Una nota: il reddito medio non è quello più diffuso tra le famiglie, ma solo la media aritmetica tra tutti i redditi nazionali. In pratica, però, la maggior parte delle famiglie incassa di meno. In certi casi è più indicativo il cosiddetto reddito mediano. Se mettiamo tutte le famiglie italiane in fila, in ordine di reddito, questa è la soglia che si trova esattamente a metà. Ed è decisamente più bassa: 31.704 euro netti all'anno, ovvero circa 2.642 euro al mese. Anche questa in aumento rispetto al 2023. Il valore è decisamente più alto nel Nord-Est, con 37.086 euro. Ed è molto più ridotto nel Mezzogiorno, dove scende del 29%.
Un dato positivo è che si è leggermente ridotta la disuguaglianza. Il 20% più ricco della popolazione in media ha un reddito pari a 5,1 volte quello delle famiglie più povere. Il dato era al 5,5 nel 2023, e nel 2007 al 5,4. Su questo, quindi, si registra un miglioramento.
Un lavoratore su dieci è a rischio povertà
Anche se il reddito reale torna ad aumentare e la disuguaglianza cala, però, resta il problema del lavoro povero. Il 20,4% dei lavoratori è a basso reddito nel 2024 (era il 21% l'anno prima), anche questo è un dato più alto rispetto al 2007. E soprattutto resta stabile il rischio di povertà lavorativa.
Si tratta di chi ha un lavoro, lo ha svolto per più di metà dell'anno, ma si trova comunque in una famiglia a rischio di povertà. Anche se ha un impiego, di fatto, qualunque imprevisto può portarlo a non avere più i mezzi per arrivare a fine mese. In questa situazione l'anno scorso si trovava più di un lavoratore su dieci: il 10,2%, sostanzialmente stabile rispetto al 10,3% del 2024.
È un rischio che colpisce molto di più le persone sole (13,3%) rispetto alle coppie senza figli (4,2%).
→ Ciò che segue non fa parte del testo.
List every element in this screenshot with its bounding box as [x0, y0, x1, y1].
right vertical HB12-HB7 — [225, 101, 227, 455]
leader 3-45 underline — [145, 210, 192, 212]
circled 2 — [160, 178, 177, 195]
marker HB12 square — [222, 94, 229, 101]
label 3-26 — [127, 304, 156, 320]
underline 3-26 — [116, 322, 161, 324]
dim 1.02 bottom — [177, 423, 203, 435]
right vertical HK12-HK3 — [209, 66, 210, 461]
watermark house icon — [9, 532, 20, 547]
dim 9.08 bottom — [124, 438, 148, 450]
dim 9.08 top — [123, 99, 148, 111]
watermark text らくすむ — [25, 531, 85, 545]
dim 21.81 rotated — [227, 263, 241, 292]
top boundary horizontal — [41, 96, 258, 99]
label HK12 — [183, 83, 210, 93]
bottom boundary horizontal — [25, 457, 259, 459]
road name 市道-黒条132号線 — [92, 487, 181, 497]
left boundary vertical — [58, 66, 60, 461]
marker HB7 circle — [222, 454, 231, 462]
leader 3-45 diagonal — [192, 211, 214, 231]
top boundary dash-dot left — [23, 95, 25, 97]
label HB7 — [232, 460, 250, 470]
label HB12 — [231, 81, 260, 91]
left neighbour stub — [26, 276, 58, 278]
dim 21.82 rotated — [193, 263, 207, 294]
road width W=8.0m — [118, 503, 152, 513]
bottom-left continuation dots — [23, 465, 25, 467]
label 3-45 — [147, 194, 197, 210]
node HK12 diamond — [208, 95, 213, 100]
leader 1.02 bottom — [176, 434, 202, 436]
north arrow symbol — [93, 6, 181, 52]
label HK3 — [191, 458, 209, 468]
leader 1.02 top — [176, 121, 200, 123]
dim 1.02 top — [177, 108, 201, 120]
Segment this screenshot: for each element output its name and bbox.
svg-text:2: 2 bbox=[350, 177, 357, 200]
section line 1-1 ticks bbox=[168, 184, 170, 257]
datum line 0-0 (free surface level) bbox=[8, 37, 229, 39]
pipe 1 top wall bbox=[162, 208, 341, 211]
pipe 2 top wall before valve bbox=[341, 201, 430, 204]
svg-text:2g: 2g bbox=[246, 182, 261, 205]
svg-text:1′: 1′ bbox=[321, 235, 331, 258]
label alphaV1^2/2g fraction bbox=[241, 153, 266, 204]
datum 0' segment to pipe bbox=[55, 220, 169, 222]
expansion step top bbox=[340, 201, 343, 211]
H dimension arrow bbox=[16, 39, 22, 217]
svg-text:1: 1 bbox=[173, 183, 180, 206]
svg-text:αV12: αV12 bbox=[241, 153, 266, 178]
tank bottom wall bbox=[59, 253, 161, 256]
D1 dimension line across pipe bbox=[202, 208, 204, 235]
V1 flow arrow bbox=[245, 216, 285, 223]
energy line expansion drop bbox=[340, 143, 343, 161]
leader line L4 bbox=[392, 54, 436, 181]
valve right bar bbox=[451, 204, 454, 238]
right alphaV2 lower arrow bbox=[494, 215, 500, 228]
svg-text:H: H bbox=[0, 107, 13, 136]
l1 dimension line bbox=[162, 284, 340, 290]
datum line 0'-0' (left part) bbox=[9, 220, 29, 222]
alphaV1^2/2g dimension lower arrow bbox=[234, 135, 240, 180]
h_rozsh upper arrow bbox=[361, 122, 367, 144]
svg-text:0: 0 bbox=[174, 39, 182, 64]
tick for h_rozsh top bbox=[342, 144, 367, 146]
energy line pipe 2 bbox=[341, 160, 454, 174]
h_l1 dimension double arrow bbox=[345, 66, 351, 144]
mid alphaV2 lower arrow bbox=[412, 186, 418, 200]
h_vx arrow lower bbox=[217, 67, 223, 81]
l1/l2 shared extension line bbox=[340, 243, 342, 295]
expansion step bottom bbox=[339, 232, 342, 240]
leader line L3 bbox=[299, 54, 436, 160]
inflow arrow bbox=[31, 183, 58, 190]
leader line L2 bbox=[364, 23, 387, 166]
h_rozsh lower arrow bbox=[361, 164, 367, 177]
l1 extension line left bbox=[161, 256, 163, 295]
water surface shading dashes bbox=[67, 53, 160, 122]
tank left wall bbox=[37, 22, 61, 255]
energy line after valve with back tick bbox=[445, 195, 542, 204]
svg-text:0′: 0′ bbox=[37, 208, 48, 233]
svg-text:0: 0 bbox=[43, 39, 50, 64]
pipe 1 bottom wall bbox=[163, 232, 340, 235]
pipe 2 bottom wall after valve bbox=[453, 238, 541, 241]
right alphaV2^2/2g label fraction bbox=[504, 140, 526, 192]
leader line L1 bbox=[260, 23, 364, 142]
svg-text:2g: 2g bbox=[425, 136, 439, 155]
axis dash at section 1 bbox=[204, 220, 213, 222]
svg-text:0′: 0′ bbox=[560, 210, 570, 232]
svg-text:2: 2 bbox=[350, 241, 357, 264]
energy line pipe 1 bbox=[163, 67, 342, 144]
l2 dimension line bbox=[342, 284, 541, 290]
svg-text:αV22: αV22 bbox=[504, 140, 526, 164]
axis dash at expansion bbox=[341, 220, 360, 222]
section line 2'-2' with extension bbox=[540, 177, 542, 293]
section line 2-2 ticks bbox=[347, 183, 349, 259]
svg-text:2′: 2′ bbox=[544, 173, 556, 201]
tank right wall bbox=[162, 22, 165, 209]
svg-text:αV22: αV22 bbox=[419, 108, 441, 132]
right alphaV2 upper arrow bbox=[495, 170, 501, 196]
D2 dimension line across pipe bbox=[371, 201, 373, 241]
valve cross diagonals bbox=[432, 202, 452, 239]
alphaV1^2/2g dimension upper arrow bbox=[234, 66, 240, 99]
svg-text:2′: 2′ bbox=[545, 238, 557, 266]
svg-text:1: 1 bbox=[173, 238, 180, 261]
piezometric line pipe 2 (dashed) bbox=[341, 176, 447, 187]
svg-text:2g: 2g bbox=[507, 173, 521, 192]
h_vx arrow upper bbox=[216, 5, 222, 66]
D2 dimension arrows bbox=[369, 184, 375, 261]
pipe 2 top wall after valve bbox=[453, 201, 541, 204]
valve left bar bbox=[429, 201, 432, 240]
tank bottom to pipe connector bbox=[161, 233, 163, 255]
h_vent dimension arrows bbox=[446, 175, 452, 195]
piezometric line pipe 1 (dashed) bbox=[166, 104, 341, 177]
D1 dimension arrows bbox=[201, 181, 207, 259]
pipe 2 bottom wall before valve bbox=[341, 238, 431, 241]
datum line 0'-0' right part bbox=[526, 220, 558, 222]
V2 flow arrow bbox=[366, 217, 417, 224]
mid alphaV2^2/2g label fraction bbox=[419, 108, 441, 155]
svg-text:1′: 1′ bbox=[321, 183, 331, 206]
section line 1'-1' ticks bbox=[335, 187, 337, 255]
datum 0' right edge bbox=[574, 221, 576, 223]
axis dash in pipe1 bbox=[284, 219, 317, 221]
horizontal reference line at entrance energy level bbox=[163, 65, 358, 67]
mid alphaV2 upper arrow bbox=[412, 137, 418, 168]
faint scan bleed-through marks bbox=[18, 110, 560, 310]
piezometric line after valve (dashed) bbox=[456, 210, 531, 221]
Per chi ha figli, il rischio dipende dal numero: 7,8% per chi ne ha un solo, ben 16,7% (oltre il doppio) per chi ne ha tre o più.
Sulla povertà luci e ombre
Sul fronte della povertà, c'è qualche miglioramento. Nel 2025 trova a rischio di povertà o esclusione sociale il 22,6% della popolazione, 13,3 milioni di persone circa: un numero molto alto, ma in calo rispetto al 23,1% dell'anno precedente. In buona parte la discesa è dovuta all'aumento dell'occupazione, perché cala il numero di famiglie considerate a "bassa intensità di lavoro". Anche se, come detto, il lavoro povero rimane.
Il rischio di povertà o esclusione sociale riguarda chi è o a rischio povertà, o in una situazione di grave deprivazione materiale e sociale, o appunto a "bassa intensità di lavoro" (o anche una combinazione delle tre cose). Il rischio è maggiore tra i pensionati e chi può contare principalmente su aiuti pubblici: al 32,6%, quasi uno su tre. È molto elevato anche per i lavoratori autonomi (23,9%, in aumento) mentre è più contenuto per i lavoratori dipendenti (14,3%).
Come detto, scende il numero di famiglie con persone a bassa intensità di lavoro, cioè quelle che hanno lavorato meno di un quinto del tempo in cui avrebbero potuto farlo. Si parla comunque di 3,9 milioni di persone circa. Le persone in condizione di grave deprivazione materiale e sociale sono in aumento invece. In questo gruppo rientra chi non ha abbastanza soldi per affrontare spese impreviste, o il pagamento dell’affitto, o un pasto adeguato, o ancora attività di svago fuori casa. È il 5,2% della popolazione, in aumento rispetto al 4,6% del 2024: sono oltre tre milioni di persone.